Thursday, March 29, 2012

Gender disparity in tech: Free classes bucking the trend?

I recently facilitated a class on Object Oriented Programming with Java. I helped coordinate with the teacher and students to get everyone together at the right time and place for the class, and pass messages to/from the teacher. The class was free and community-organized so there was no traditional academic structure. Anyone who wanted could come.

Half way through the class I noticed something interesting.

At least 75% of the class was made up by women. When asked, most of the students (both male and female) had practically zero programming experience and mostly worked in web development or graphic design.

I was trying to figure out why such a class would bring so many women when all I usually hear is how women are under-represented in tech fields. Then I remembered how most of the classes put together by this organization have a significant female attendance, on average. Almost all of the advertising for these classes is word of mouth, and since many of the organizers are female it makes sense that their social networks would comprise at least partially of women or women-centric user groups.

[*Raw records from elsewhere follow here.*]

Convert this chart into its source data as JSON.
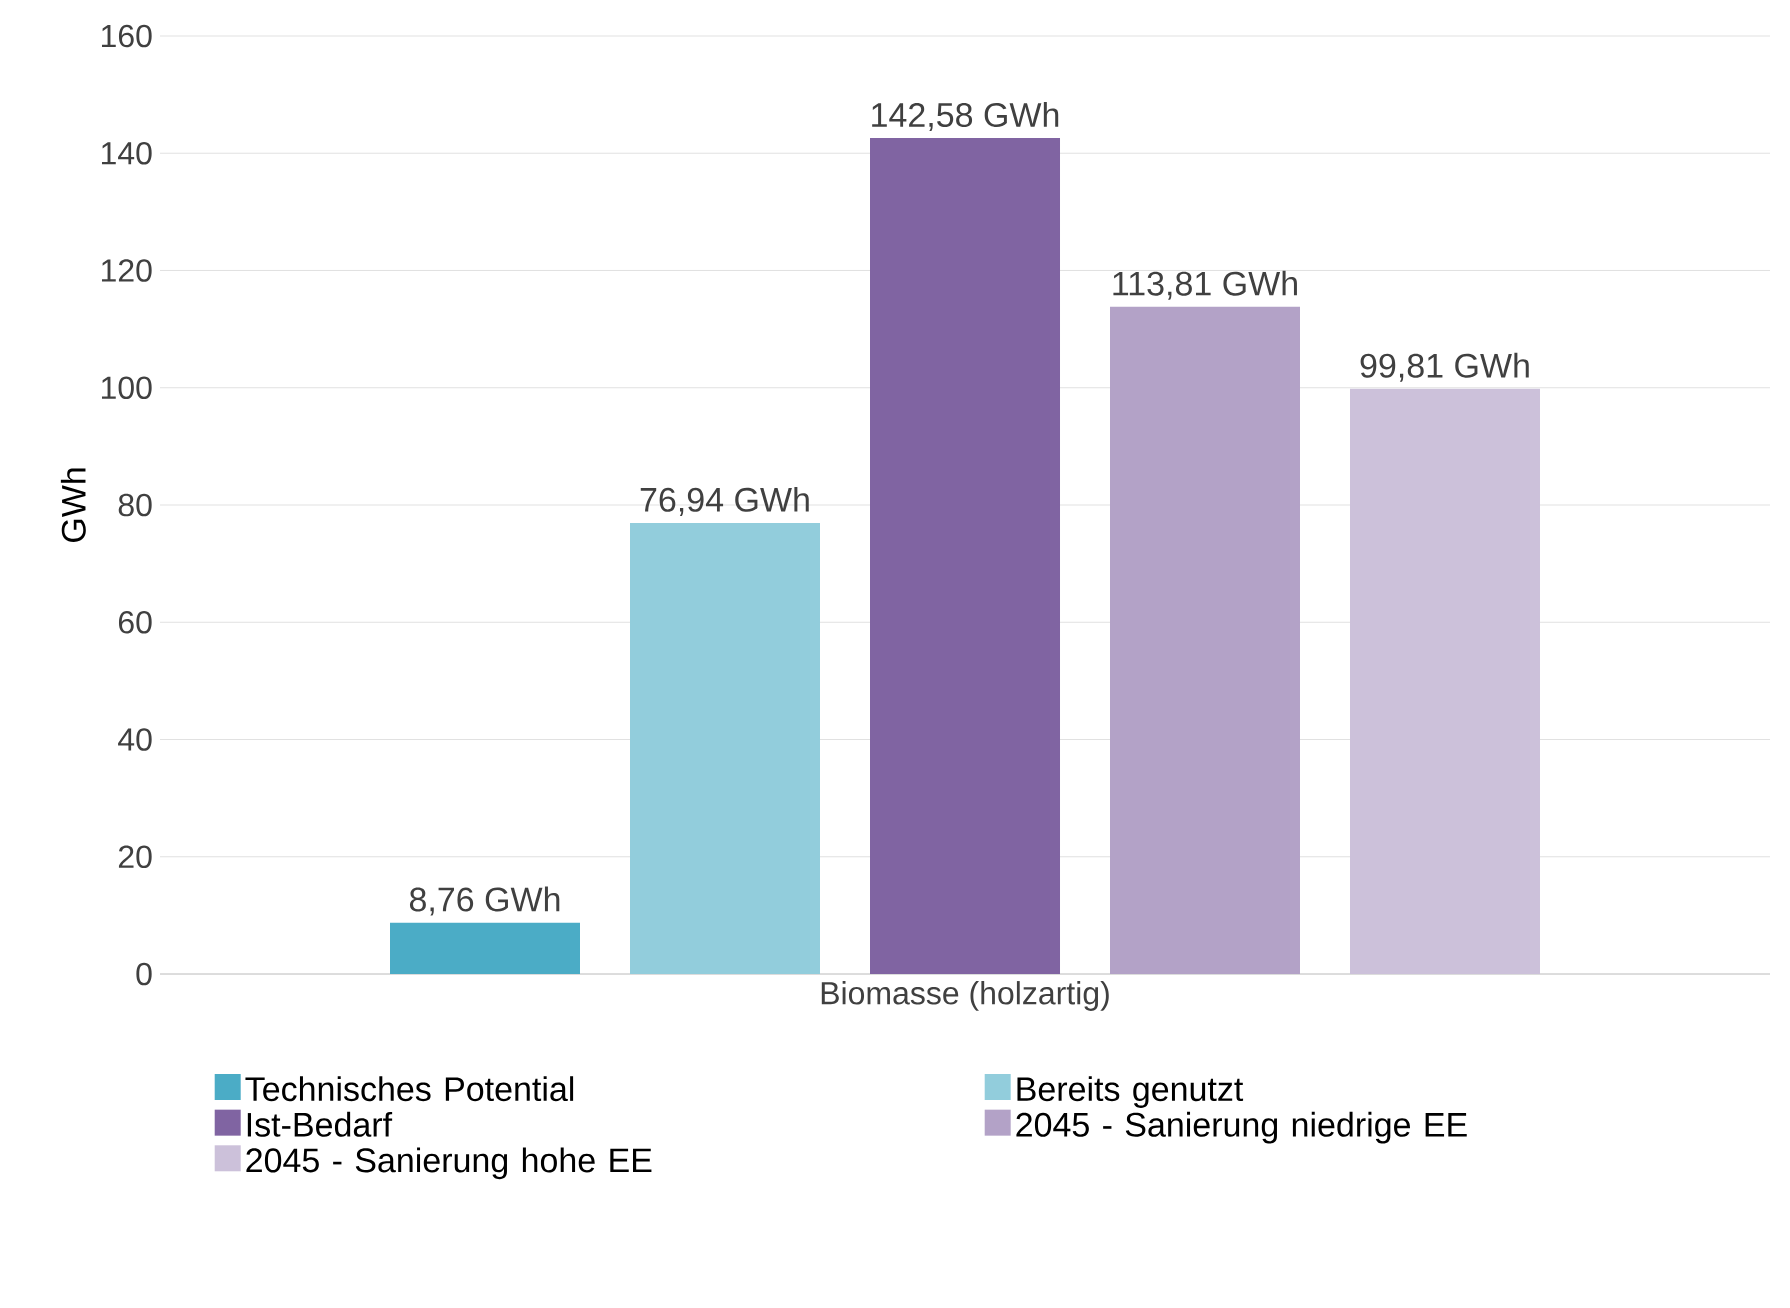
{
  "chart_data": {
    "type": "bar",
    "categories": [
      "Biomasse (holzartig)"
    ],
    "ylabel": "GWh",
    "ylim": [
      0,
      160
    ],
    "yticks": [
      0,
      20,
      40,
      60,
      80,
      100,
      120,
      140,
      160
    ],
    "grid": "y",
    "legend": "bottom",
    "series": [
      {
        "name": "Technisches Potential",
        "color": "#4bacc6",
        "values": [
          8.76
        ],
        "value_labels": [
          "8,76 GWh"
        ]
      },
      {
        "name": "Bereits genutzt",
        "color": "#92cddc",
        "values": [
          76.94
        ],
        "value_labels": [
          "76,94 GWh"
        ]
      },
      {
        "name": "Ist-Bedarf",
        "color": "#8064a2",
        "values": [
          142.58
        ],
        "value_labels": [
          "142,58 GWh"
        ]
      },
      {
        "name": "2045 - Sanierung niedrige EE",
        "color": "#b3a2c7",
        "values": [
          113.81
        ],
        "value_labels": [
          "113,81 GWh"
        ]
      },
      {
        "name": "2045 - Sanierung hohe EE",
        "color": "#ccc1da",
        "values": [
          99.81
        ],
        "value_labels": [
          "99,81 GWh"
        ]
      }
    ]
  }
}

Now i'm thinking more about the dynamic that males have with each other and how that relates to them getting into the tech field. Would they be less likely to jump into classes if they knew they'd be the only woman in the class? Some might say no, but i've been in classes with all women and it can be a little intimidating for me, a guy. If the entire tech field was dominated by women, would there be a stigma against men getting into tech, because it might mean men are being "girly"?

Of course this was just one class so it's impossible to take anything solid away from something like how many people attended. But my guess is if there were women teaching classes to women, there might be a bigger turn out than is expected in more typical academic settings.